Our current team is Natasha Ashworth, who's a nurse by background, Marty Kennedy, who's a pharmacist, Rose Schwass, who's our program coordinator and administrator extraordinaire, and Janie Thomas, who's a midwife. Those four people really help to coordinate the integrated program for the students over the five weeks that they are there.

The range of objectives that the students are expected to meet are quite complex. And as you can see there, that ranges from Hauora Maori objectives to interdisciplinary objectives, rural health objectives, and looking at chronic condition management, as well. So these all in their own right are important things for all health professional students to learn about.
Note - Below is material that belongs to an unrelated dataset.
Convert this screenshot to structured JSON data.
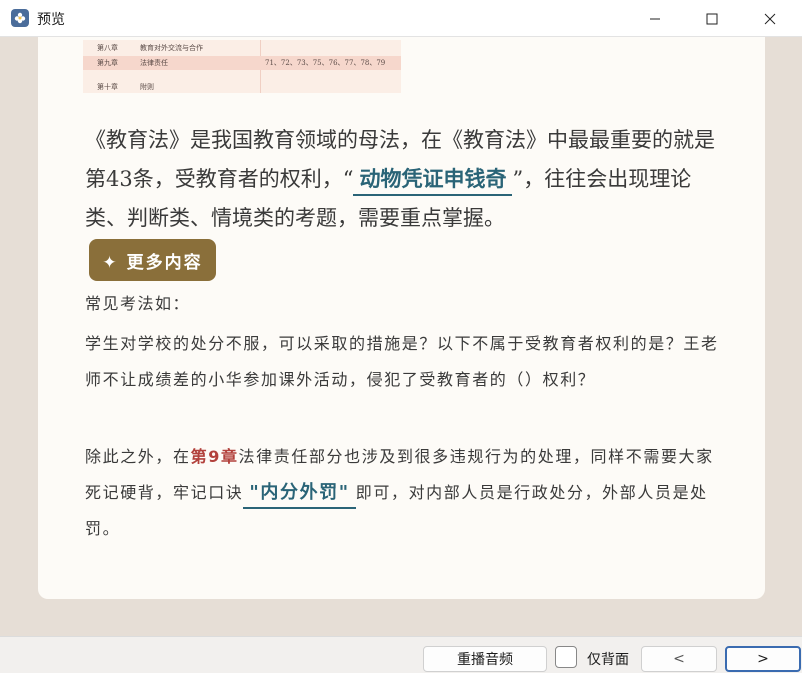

But by bringing them together in an integrated program, this is a very different way of learning for most of them.

These are really important objectives in a place like Tairawhiti. Half the population is Maori, so we couldn't do this without deep engagement with Hauora Maori and Tikanga Maori. All the students go on a Noho Maore when they first arrive, and they're expected to give back to the community and engage with the community, as well.
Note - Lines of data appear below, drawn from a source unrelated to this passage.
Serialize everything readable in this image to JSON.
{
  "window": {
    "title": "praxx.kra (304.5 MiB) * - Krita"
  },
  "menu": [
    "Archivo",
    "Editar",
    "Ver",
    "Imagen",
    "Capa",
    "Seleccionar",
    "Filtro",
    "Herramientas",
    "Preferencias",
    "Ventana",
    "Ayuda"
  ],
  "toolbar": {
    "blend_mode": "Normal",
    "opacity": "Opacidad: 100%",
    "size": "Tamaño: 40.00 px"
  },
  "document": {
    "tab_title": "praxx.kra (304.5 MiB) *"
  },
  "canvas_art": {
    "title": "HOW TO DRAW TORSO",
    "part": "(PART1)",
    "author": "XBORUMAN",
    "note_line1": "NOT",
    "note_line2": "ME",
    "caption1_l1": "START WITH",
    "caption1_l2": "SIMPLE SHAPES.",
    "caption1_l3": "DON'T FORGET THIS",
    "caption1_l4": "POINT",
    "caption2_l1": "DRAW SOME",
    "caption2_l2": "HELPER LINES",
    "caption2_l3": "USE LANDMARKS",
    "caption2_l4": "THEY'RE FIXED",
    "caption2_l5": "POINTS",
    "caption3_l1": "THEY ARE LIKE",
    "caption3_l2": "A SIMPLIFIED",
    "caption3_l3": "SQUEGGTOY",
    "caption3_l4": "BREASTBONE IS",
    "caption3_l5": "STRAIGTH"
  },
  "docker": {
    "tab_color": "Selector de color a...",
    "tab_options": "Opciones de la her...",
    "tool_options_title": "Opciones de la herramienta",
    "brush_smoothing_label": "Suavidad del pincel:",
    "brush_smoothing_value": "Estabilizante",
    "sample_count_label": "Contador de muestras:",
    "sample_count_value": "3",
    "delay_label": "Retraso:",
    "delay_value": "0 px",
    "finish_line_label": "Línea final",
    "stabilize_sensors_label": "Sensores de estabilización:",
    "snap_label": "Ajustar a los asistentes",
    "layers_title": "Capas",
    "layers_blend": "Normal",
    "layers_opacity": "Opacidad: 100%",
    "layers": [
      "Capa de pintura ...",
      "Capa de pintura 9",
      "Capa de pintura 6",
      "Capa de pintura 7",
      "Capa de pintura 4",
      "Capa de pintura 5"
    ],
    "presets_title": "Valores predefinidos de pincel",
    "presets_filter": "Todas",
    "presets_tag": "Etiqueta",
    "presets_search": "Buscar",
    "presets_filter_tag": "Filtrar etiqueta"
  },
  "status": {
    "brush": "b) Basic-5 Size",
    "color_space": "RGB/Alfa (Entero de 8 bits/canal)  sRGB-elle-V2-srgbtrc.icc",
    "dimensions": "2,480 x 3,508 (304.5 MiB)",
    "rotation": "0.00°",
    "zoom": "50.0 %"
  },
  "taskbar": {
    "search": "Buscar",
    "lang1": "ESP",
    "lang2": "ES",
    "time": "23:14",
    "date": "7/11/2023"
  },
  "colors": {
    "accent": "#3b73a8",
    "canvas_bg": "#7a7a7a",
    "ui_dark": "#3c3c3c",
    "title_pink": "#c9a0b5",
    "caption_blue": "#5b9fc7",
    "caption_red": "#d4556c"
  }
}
So all of these objectives, we've been able to show that the students have engaged with and learned from. So they learn in many different places. They learn in community pharmacies. They learn in consultation rooms in general practices.

They learn in the hospital. They learn out on home visits. They learn when they are driving around the region, going out to visit some of the much smaller places than Gisborne and Wairoa themselves.

So since 2013, when the program expanded to Wairoa, we've been able to cater for somewhere between 75 and 80 students a year in total, spread across 11 disciplines at various times. And that's been quite a challenge. And I think we can pretty accurately say now that that's about the capacity of this particular community, because remember, the health workforce is only quite small in a place or places where the population is quite small.

So we've had over 500 students through the program now by the end of this year. And we're really proud of that number of students who have engaged with the program. But just to put it in perspective, there's a long way to go if we want every health professional student to engage in this kind of activity.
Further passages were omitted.